Meituan's LongCat-2.0: 1.6T Params, Zero Nvidia Chips
July 4, 2026
China's food delivery giant just open-sourced a 1.6-trillion-parameter coding model trained entirely on domestic chips — zero Nvidia GPUs. Meituan's LongCat-2.0 dropped June 30, and it's already topped OpenRouter's usage charts under the codename "Owl Alpha."
Here's what's real and what's still "coming soon."
The Specs
LongCat-2.0 is a sparse mixture-of-experts model: 1.6 trillion total parameters, but only 33–56 billion active per token (averaging around 48 billion). It ships with a native 1-million-token context window — enough to load a full codebase in one pass.
Meituan says it scores 59.5 on SWE-bench Pro, edging out GPT-5.5's 58.6 and beating Claude Opus variants on the same benchmark. Take that with the usual caveat: it's Meituan's own testing, and independent verification is still pending.
The Chip Story
This is the headline that matters. Meituan says LongCat-2.0 was trained end-to-end — pre-training and inference — on a 50,000-chip domestic ASIC cluster, using the Huawei Collective Communication Library and Atlas-950 SuperPods. No US hardware anywhere in the pipeline.
That's different from DeepSeek-V4-pro, which used domestic chips for inference but still leaned on other hardware for training. If Meituan's claim holds up under scrutiny, it undercuts the core assumption behind US export controls: that cutting off advanced GPUs would bottleneck frontier-scale training in China.
This lines up with the direction we've seen from Huawei's Ascend chip push against Nvidia — Chinese firms aren't just building alternative silicon, they're closing the software-stack gap that made CUDA hard to displace in the first place.
The Catch
It's licensed under MIT — about as permissive as open source gets, letting you fold it into closed-source commercial products without obligation. But the actual model weights aren't posted yet. Both the GitHub and Hugging Face pages currently read "Model weights coming soon."
What is available: the inference framework and infrastructure code.
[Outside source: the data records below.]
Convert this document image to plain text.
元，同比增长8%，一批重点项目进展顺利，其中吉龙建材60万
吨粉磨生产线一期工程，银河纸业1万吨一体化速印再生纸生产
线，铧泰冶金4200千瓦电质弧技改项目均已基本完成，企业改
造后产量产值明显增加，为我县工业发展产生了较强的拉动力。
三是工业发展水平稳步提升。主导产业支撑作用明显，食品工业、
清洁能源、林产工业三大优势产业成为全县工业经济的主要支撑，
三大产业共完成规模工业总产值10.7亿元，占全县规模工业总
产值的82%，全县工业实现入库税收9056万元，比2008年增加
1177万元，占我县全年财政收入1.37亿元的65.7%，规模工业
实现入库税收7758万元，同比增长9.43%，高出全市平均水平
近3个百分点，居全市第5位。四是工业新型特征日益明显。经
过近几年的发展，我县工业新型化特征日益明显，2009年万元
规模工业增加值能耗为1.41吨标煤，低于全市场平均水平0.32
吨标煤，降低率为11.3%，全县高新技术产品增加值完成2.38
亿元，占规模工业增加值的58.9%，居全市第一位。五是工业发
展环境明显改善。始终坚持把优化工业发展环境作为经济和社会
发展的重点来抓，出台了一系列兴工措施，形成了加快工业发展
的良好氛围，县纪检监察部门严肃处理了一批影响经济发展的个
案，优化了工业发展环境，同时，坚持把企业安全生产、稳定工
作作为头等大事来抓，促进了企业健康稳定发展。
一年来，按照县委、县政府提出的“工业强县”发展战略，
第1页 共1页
Training data composition, training duration, and total cost remain undisclosed — critics are already calling it "pseudo-open-source" until the weights actually land.
Try It Now
You can access LongCat-2.0 today through OpenRouter or Meituan's own LongCat platform, and pricing undercuts GPT-5.5 and Claude Sonnet 5 significantly — with context-cache hits processed free and a limited-time "Token Pack" pricing tier on top.
If you're evaluating it for real work, wait for the weights before betting anything critical on it — and treat the benchmark numbers as a starting point, not a verdict.
Sources: VentureBeat, South China Morning Post
Frequently Asked Questions
What is LongCat-2.0?
LongCat-2.0 is a 1.6-trillion-parameter open-source mixture-of-experts AI model from Meituan, built for agentic coding, with a native 1-million-token context window and roughly 48 billion active parameters per token.
Was LongCat-2.0 really trained without Nvidia chips?
Meituan claims LongCat-2.0 was trained end-to-end — both pre-training and inference — on a 50,000-chip domestic ASIC cluster with no Nvidia GPUs involved, using the Huawei Collective Communication Library and Atlas-950 SuperPods.
Can I download and use LongCat-2.0 right now?
It's licensed under MIT, but the model weights are not yet posted — both GitHub and Hugging Face list them as 'coming soon.' Only the inference framework and infrastructure code are currently available.
How does LongCat-2.0 perform on coding benchmarks?
Meituan reports a score of 59.5 on SWE-bench Pro, ahead of GPT-5.5's 58.6 and above Claude Opus variants on the same test. These are vendor-reported numbers; independent verification is still pending.